Das bernsteinfarbene Foto von Penelope J. Strokes
Der Eindringling
Heartspring, North Carolina
April 1995
Cecilia McAlister hielt die Luft an. Ein stechender Schmerz ging durch sie hindurch. Sie versuchte, sich auf dem Samtsofa aufzusetzen. Als der Schmerz nachließ, strich sie die Decke glatt und ließ sich schwer atmend wieder in die Kissen sinken. Im Augenblick war die kleinste Bewegung für sie eine enorme Anstrengung; vom Bett zum Sofa zu gehen, konnte ihre Energie für einen halben Tag aufbrauchen.
Sie atmete nun etwas leichter. Cecilia sah sich in dem früheren Musikzimmer des großen Hauses um.
8
Wie viel Echo klang in diesem Raum mit seinem Flügel und den großen Fens tern zum Garten hin noch nach. Erinnerungen an Gesang und Gelächter und an Stimmen, die ihren Namen riefen. Als sie so dasaß, den Rücken an die Kissen gelehnt, konnte sie beinahe glauben, dass alles noch so war wie früher. Sie konnte die Blumen im Garten hinter der Veranda blühen sehen und beobachten, wie sich Gewitterwolken über den Bergspitzen zusammenzogen. Von Anfang an war dieser Raum ihre Zuflucht gewesen, ihr Allerheiligstes, der einzige Platz auf der Welt, wo sie sich lebendig fühlte und ganz und ...
Sie konnte das Wort kaum denken: normal. Seit Jahren schon war nichts mehr normal. Und nun, da sie vor der unausweichlichen Rückeroberung ihrer Seele stand, war Cecilia gezwungen, über das nachzudenken, was hätte sein können, wenn sie nur schon vor Jahren die Kraft gehabt hätte, zu ihrem Mann Nein zu sagen. Nein zu seinen hochtrabenden Träumen, seinem Ehrgeiz. Nein zu seiner Vorstellung, wie ihr Leben zu verlaufen habe. Nein zu - na ja, zu einer ganzen Reihe von Dingen.
Aber niemand, nicht einmal seine Frau, sagte Nein zu Duncan McAlister. Als er vor dreißig Jahren dieses Haus gebaut hatte, hatte er behauptet, es für sie zu tun, als liebevoller Ehemann, der der geliebten Frau ein prächtiges Heim schaffen wollte.

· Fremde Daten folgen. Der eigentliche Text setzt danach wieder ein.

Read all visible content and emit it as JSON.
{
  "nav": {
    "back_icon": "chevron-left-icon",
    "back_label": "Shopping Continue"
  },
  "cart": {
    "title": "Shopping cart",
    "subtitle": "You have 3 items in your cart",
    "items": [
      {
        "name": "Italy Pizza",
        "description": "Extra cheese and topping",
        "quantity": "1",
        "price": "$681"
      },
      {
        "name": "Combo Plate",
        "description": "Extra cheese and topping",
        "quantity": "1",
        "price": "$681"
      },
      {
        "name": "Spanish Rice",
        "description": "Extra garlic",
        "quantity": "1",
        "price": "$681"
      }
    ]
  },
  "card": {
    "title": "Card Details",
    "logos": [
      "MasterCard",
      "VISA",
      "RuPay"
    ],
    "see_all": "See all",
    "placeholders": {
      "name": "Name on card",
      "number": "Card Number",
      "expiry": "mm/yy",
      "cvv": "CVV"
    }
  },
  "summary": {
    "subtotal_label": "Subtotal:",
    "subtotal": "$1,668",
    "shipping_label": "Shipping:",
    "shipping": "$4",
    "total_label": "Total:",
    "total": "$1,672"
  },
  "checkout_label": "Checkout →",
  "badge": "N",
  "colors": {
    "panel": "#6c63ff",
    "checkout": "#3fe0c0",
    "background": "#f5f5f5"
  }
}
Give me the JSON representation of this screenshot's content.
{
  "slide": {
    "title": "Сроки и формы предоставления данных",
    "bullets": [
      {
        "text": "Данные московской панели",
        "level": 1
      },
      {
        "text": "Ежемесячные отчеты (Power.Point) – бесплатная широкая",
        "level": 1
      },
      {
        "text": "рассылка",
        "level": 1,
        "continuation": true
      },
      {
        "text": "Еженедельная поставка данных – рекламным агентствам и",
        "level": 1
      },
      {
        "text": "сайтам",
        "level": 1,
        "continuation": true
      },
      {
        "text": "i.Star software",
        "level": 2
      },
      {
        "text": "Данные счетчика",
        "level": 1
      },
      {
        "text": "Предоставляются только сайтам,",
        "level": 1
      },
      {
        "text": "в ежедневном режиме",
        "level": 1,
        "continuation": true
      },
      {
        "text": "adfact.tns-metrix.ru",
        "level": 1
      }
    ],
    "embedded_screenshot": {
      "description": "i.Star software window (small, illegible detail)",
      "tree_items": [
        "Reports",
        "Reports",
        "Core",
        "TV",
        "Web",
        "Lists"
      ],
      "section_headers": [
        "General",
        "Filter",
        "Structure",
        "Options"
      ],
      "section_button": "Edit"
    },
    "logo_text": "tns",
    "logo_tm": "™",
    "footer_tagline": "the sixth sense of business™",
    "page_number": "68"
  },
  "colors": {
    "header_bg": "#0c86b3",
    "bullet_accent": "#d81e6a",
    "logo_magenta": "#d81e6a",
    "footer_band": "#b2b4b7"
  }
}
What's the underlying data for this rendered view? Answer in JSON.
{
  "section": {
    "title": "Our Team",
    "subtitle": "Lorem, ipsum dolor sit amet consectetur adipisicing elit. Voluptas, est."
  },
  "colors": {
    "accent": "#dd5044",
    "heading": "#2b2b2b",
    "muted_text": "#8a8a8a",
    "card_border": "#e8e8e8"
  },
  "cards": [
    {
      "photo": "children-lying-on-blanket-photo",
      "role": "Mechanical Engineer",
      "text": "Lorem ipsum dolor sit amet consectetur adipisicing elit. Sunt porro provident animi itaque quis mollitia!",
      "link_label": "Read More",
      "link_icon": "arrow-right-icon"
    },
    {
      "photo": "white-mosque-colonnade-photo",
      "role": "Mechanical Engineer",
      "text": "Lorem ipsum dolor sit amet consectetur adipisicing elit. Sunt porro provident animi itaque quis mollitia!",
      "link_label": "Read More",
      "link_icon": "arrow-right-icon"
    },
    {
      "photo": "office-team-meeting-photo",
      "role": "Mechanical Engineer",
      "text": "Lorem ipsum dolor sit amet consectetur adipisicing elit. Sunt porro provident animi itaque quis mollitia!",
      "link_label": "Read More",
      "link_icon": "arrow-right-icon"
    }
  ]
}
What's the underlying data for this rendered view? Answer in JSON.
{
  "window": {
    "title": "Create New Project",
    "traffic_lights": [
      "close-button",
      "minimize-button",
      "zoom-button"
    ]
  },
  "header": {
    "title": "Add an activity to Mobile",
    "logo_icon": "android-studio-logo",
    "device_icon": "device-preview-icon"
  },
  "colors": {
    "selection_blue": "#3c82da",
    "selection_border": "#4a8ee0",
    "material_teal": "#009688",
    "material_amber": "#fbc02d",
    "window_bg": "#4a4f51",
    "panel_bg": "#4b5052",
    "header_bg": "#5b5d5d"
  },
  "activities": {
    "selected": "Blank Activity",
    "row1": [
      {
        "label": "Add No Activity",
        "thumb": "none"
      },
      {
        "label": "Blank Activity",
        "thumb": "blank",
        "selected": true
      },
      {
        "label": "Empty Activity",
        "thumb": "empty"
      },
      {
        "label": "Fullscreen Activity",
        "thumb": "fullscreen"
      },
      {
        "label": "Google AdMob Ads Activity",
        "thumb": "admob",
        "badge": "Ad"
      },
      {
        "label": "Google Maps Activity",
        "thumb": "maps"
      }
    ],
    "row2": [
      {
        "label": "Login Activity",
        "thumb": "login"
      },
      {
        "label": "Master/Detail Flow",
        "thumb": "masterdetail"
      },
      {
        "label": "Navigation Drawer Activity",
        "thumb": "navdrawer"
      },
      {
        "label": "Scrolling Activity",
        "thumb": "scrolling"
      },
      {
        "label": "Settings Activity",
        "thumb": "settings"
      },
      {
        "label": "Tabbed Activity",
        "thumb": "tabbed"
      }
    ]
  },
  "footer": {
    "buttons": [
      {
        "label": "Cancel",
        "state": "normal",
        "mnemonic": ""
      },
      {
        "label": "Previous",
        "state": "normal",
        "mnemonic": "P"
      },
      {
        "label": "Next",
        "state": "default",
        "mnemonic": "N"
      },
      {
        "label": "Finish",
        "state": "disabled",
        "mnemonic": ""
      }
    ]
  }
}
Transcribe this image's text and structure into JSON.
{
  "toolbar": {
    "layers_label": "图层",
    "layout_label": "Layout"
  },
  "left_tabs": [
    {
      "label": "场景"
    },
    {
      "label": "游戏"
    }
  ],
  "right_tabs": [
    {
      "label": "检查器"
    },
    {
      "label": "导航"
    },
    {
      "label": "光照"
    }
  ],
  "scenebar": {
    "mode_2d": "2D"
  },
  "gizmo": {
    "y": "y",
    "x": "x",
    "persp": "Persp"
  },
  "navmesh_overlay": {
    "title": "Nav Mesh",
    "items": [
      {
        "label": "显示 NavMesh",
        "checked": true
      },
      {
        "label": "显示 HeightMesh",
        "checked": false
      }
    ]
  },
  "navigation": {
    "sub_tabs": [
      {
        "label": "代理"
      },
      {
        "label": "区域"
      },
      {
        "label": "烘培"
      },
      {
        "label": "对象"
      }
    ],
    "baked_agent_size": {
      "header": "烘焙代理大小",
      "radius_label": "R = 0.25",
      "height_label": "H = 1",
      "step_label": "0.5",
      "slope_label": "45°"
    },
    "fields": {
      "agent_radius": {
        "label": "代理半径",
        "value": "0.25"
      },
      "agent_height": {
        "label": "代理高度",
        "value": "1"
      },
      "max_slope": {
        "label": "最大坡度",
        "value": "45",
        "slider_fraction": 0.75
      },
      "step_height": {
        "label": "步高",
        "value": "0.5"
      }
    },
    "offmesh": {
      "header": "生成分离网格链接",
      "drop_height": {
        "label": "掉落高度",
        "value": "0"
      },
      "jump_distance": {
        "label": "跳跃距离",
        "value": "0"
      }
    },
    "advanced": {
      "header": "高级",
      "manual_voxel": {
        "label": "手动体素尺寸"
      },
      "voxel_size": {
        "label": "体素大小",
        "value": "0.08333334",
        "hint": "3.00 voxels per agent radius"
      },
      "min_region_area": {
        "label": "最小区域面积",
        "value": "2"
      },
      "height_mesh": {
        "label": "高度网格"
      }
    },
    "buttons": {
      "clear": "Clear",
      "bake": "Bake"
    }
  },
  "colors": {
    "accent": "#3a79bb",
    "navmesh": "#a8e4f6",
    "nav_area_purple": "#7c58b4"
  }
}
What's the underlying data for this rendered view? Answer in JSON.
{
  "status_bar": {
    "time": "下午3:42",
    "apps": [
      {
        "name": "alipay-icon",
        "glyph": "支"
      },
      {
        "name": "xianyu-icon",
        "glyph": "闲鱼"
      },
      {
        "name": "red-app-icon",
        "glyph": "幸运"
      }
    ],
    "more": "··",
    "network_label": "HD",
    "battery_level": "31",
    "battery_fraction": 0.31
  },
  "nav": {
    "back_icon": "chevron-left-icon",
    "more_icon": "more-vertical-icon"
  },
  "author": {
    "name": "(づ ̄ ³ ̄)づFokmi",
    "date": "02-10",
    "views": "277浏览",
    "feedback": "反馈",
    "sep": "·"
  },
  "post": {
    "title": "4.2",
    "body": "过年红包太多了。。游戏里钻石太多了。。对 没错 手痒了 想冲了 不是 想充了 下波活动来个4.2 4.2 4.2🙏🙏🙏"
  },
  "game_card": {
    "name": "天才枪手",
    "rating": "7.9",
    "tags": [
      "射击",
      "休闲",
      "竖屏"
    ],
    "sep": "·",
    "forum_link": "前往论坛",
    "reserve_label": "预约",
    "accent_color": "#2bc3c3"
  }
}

Aber schon damals hatte sie die Wahrheit gekannt, so wie sie sie heute kannte. Dieses Haus war nie für sie gebaut worden. Es war Duncan McAlisters überdimensionales Anschlagbrett, auf dem er für alle Menschen in seiner Vergangenheit, die ihn einen Niemand genannt hatten, einen Taugenichts, Sohn eines Alkoholikers undgewalttätigen Vaters, in großen Buchstaben geschrieben hatte: „Ich habe es euch doch gesagt."
Nun, er hatte es tatsächlich geschafft. Er war reich. Er war jemand. Ein Immobilienmogul. Bürgermeister einer der ersten zehn Kleinstädte Amerikas. Eine Ikone. Ein Idol. Man sprach sogar davon, ihm auf dem Marktplatz ein Denkmal zu errichten.
Mein Mann hat sich bewiesen, überlegte Cecilia. Aber was war aus dem Mann geworden, den sie geheiratet hatte, dem sanften, verletzlichen, mitfühlenden Jungen, der sie in ihren Erinnerungen verfolgte? Hatte er tatsächlich existiert oder war er nur ein Produkt ihrer Fantasie gewesen, ein Wunschdenken?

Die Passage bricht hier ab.